08/03/2018: Biggest Stories in the Cryptosphere

1. Crypto Exchange Coincheck to Reimburse Victims Of a Previous Hack

Tokyo-based crypto exchange Coincheck has stated it will reimburse victims of a hack. NEM coins were stolen from 260,000 users on Monday, January 26th. They can now expect to receive compensation next week, at the conversion rate recorded after the attack ($0.81 for each token). According to CEO Koichiro Wada, the funds which will be used for the compensation were obtained through spread trading. Wada and COO Yusuke Otsuka also added that more information will be available in the coming days. The exchange has also increased its security measures. It has to be noted that the event affected NEM’s price, which fell to 30 cents following the hack. However, the recent announcement by Coincheck helped the cryptocurrency growing by 7%.

2. Blockchain Bank-To-Bank Pilot a Success For SWIFT

The Society for Worldwide Interbank Financial Telecommunication (SWIFT) has published a report in conjunction with 34 other global transaction banks, on how distributed ledger technology (DLT) Proof of Concept (PoC) can benefit Nostro account (a bank’s account held in another bank in a foreign currency) recognition. The PoC is Hyperledger Fabric v1.0-based. The pilot, which was considered a success, involved Nostro account holders sharing confidential transactions, which were recorded on the ledger, with their servicers. However, despite the positive results obtained during the testing, it was also noted that further improvements are necessary for the DLT as well as a re-engineering for the PoC, in order to make its adoption feasible.

3. CFTC Commissioner Calls For Crypto Self-regulation

Commissioner of the Commodity Futures Trading Commission (CFTC) Brian Quintenz discussed cryptocurrency and regulation at the Yahoo Finance All-Markets Summit, which took place on Wednesday, February 7, in New York. The US commissioner said that the cryptocurrency industry should establish a self-regulatory organisation (SRO) rather than wait for the government to intervene. When interviewed on Closing Bell by CNBC, on the same day, he went on to say that regulations would add credibility to the industry, which is what its participants want. He noted that the Securities and Exchange Commission announced earlier today that it will now require digital assets trading platforms to register with them. However, he does not think that the move will be enough by itself. Even with government regulation, the commissioner still thinks there should be a SRO.

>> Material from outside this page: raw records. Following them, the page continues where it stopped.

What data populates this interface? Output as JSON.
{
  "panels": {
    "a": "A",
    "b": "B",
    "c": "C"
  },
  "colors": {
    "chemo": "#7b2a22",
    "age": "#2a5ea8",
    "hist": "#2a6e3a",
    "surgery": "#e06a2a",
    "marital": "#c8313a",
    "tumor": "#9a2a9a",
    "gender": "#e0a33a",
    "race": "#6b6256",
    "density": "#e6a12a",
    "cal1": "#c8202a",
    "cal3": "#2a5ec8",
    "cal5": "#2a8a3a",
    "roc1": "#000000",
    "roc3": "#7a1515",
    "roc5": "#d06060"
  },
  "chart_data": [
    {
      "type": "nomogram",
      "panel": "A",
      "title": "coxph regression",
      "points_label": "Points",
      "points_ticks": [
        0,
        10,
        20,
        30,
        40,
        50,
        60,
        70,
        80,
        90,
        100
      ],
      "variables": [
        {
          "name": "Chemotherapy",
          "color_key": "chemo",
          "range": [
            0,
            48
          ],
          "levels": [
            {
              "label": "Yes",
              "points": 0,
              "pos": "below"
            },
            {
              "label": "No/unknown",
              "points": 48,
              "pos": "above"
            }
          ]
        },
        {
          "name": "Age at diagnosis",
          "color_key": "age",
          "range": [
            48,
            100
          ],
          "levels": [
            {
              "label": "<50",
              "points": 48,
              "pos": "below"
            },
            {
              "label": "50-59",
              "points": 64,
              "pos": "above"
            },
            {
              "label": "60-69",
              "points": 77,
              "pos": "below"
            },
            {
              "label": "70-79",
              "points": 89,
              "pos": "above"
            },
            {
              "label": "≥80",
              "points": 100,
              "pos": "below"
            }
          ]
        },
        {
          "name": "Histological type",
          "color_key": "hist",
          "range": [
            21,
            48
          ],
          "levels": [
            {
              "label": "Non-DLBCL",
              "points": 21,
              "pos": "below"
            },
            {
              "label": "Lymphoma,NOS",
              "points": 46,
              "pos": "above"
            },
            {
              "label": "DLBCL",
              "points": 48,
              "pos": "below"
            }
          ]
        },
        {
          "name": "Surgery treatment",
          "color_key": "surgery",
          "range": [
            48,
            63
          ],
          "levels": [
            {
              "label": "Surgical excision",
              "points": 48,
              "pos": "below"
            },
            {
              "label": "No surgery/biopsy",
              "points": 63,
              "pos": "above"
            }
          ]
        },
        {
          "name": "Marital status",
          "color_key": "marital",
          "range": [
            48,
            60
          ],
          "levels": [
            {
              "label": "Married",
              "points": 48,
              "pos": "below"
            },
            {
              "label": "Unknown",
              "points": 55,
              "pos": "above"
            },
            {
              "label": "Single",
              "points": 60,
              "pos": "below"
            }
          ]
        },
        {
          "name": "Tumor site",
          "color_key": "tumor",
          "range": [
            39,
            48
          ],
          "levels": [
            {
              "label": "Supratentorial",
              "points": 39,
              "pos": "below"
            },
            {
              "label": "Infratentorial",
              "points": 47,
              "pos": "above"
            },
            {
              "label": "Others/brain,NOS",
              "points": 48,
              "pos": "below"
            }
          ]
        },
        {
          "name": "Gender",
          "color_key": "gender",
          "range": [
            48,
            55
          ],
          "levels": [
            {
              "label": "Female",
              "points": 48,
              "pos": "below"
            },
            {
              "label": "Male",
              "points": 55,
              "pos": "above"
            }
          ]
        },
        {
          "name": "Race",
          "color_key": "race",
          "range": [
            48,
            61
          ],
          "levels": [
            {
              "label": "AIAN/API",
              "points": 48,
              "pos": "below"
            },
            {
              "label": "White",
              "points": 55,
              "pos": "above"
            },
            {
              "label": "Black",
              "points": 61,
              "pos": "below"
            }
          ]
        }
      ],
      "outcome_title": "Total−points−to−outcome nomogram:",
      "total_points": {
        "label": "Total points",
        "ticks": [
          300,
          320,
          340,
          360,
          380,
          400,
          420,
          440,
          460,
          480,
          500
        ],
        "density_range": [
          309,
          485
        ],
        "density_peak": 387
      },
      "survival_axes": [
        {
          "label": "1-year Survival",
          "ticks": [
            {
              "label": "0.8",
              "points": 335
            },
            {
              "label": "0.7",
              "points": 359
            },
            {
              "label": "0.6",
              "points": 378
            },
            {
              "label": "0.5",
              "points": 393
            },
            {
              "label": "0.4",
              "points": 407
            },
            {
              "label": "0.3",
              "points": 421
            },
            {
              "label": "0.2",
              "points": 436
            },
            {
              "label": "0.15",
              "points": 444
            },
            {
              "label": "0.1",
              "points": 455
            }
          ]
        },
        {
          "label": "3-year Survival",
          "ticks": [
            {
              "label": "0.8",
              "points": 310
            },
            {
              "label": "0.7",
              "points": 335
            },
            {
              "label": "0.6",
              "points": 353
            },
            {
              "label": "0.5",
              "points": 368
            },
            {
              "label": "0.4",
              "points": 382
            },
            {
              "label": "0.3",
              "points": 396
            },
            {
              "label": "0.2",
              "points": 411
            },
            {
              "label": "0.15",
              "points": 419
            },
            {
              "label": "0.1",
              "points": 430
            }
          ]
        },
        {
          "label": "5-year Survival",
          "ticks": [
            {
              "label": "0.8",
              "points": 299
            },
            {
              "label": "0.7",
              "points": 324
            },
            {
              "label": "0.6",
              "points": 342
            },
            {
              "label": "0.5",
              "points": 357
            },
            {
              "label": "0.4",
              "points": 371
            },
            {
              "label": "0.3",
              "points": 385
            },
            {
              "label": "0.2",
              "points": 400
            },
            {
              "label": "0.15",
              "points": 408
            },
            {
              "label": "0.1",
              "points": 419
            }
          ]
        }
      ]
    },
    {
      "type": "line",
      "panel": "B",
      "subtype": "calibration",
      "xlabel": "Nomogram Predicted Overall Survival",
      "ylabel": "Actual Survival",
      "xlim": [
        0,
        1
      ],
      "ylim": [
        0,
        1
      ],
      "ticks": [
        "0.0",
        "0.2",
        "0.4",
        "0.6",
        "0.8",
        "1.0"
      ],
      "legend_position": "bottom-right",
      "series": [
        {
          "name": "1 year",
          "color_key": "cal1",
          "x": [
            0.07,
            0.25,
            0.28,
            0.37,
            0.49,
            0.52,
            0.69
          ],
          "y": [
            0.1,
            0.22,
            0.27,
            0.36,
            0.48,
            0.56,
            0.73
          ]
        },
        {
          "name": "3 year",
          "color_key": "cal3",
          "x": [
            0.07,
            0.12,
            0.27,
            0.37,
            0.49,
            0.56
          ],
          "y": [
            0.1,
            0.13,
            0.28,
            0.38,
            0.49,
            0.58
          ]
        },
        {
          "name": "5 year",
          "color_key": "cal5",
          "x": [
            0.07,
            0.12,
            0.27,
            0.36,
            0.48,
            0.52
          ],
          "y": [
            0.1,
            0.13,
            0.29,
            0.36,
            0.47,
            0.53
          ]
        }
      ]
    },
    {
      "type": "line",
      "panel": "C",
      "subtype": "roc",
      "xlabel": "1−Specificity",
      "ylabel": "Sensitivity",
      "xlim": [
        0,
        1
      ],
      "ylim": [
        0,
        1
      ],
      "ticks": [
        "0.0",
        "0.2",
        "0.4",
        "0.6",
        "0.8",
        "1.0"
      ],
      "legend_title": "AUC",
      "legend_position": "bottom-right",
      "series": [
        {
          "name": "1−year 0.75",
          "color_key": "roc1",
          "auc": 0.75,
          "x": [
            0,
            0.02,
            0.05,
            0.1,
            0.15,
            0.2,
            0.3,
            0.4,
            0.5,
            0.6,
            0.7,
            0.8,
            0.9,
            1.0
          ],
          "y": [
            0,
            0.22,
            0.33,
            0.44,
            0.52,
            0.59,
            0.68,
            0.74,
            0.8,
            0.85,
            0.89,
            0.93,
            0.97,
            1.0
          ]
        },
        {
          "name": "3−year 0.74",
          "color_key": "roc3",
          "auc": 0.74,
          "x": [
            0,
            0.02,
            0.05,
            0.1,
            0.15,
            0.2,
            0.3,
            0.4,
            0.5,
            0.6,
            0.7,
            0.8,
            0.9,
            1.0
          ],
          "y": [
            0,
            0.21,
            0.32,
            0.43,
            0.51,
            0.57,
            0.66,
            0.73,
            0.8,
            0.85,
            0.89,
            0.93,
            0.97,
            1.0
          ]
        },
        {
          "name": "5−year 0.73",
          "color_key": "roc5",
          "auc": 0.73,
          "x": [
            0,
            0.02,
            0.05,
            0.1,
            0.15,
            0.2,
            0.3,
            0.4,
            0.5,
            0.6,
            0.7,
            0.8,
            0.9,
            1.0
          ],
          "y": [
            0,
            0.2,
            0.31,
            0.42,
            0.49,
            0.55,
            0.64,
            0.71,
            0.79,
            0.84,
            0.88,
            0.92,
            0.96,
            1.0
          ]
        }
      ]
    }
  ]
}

4. First Presidential Vote Powered by Blockchain Held in Sierra Leone

Sierra Leone, a country located in West Africa, held the first presidential vote powered by blockchain. Agora, a blockchain voting startup, tracked the entire process using DLT. The results were being supervised in real time using a private permissioned blockchain. The data is then passed on to individuals with the right level of clearance to ensure the process is democratic. Other countries are already getting in touch with Agora to use their service for their own elections. Agora’s COO Jaron Lukasiewicz shared his enthusiasm with what this could mean for countries fearing tainted elections. Furthermore, he discussed how for some, it could come as a surprise the fact that Sierra Leone was the first country to have a blockchain-powered vote. It was also discussed how the process still has room for improvement as, for instance, the votes are manually inserted in the blockchain.